Borough President Marty Markowitz may get his grand “Brooklyn Boulevard” after all.
City officials today announced plans that would help transform at least a portion of the speedway into a “local commercial district”—furthering Markowitz’s ultimate hopes of transforming the avenue from "a 'traffic chute' into a grand 'Brooklyn Boulevard.’”
Department of City Planning Commissioner Amanda Burden said that the agency will begin a public review processes to develop the avenue into a Special Fourth Avenue Enhanced Commercial District, encouraging mixed-use of new developments and prevent buildings like the controversial Argyle development from lining the avenue with ugly street front ventilation shafts and parking garages that do nothing to foster neighborhood development and activity.
Markowitz and Councilmember Brad Lander to adopt such measures changing the avenue’s zoning in a way that would encourage more commercial activity–and with it, make the avenue more pedestrian-friendly to accommodate the avenue as an ever-growing residential district.
According to a statement, this special commercial district would foster “a vibrant mix of active uses, including stores and offices along Fourth Avenue in Park Slope and South Park Slope.”
New developments would be required to build either commercial or community facilities on ground floors, with parking entrances restricted to side streets. In the district, lobby frontages and blank walls would also be limited.
The proposed rezoning area would space 56 blocks along Fourth Avenue, from Atlantic Avenue to 24th Street.
"I'm very pleased with City Planning's proposal for new zoning on Fourth Avenue to require active ground-floor retail uses in new development,” said Lander in a statement. “Thanks to the leadership of the Park Slope Civic Council, an openness to learn from the past, and a partnership between civic groups, the community boards, elected officials, and City Planning, future development will bring neighborhood vitality – in the form of new stores and businesses–to the Fourth Avenue streetscape."
“Today’s announcement is a significant step forward for the continued revitalization of Fourth Avenue. I believe that this proposal will maximize the enormous potential of Fourth Avenue as a vibrant, mixed-use corridor,” Councilmember Steve Levin added in the statement.
The Park Slope Civic Council and many others have long pointed to new condominium developments on the avenue as one of the main setbacks in fostering a social community environment.
The Park Slope portion of the avenue was largely rezoned in 2003 and 2005 in order to stimulate new residential development and satiate developers who sought to build on nearby brownstone blocks in Park Slope. But while the giant, residential mega towers indeed began popping up along the avenue, a vibrant retail district and general neighborhood vibe has been slow to follow.
Josh Levy, a trustee on the PSCC, and point man for Fourth Avenue at the PSCC, has pointed to the mega-condo The Argyle as a great example of what the avenue is missing. The Argyle scrapped retail on the first floor in favor of a parking garage – meaning that huge, garish metal ventilation grates face the street.

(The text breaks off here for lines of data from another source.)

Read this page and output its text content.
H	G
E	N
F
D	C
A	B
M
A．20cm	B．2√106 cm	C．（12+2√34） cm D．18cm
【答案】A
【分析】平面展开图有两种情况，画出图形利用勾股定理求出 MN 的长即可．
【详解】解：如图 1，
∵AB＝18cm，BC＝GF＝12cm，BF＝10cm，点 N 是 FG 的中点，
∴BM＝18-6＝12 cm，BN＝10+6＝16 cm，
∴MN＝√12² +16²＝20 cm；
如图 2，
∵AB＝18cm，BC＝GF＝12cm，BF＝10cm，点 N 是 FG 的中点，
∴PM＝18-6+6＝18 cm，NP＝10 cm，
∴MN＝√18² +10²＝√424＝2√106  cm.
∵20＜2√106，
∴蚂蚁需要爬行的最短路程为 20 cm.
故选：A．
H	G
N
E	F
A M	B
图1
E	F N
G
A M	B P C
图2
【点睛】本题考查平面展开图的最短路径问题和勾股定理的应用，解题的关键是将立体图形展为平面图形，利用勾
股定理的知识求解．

After holding an initial public forum on the future of Fourth Avenue last year, the PSCC came to a few conclusions. Mainly, they found the avenue was badly in need beautification, traffic-calming measures, and, perhaps most importantly, commerce.
The DCP’s plan is comprised of three major components. First off, new developments will be required to utilize at least 50 percent of the ground floor frontage for retail, with parking no longer allowed to face the avenue. Retail shops will be required to have largely glass storefronts, to allow for window shopping and “breaking down the barriers between the pedestrians on the sidewalk and activities inside.” And finally, DCP plans to cut down on sidewalk curb cuts to provide an “uninterrupted pedestrian experience.”
“Our goal at City Planning is to foster complete neighborhoods, where commercial and community services, jobs and open space are all within a walkable community,” said Burden. “Fourth Avenue is a wide, transit-rich corridor with new housing and residents, but often lacks an active pedestrian environment. This new proposal will help ensure the continued transformation of the avenue into a dynamic commercial corridor and provide much needed services to its surrounding communities.”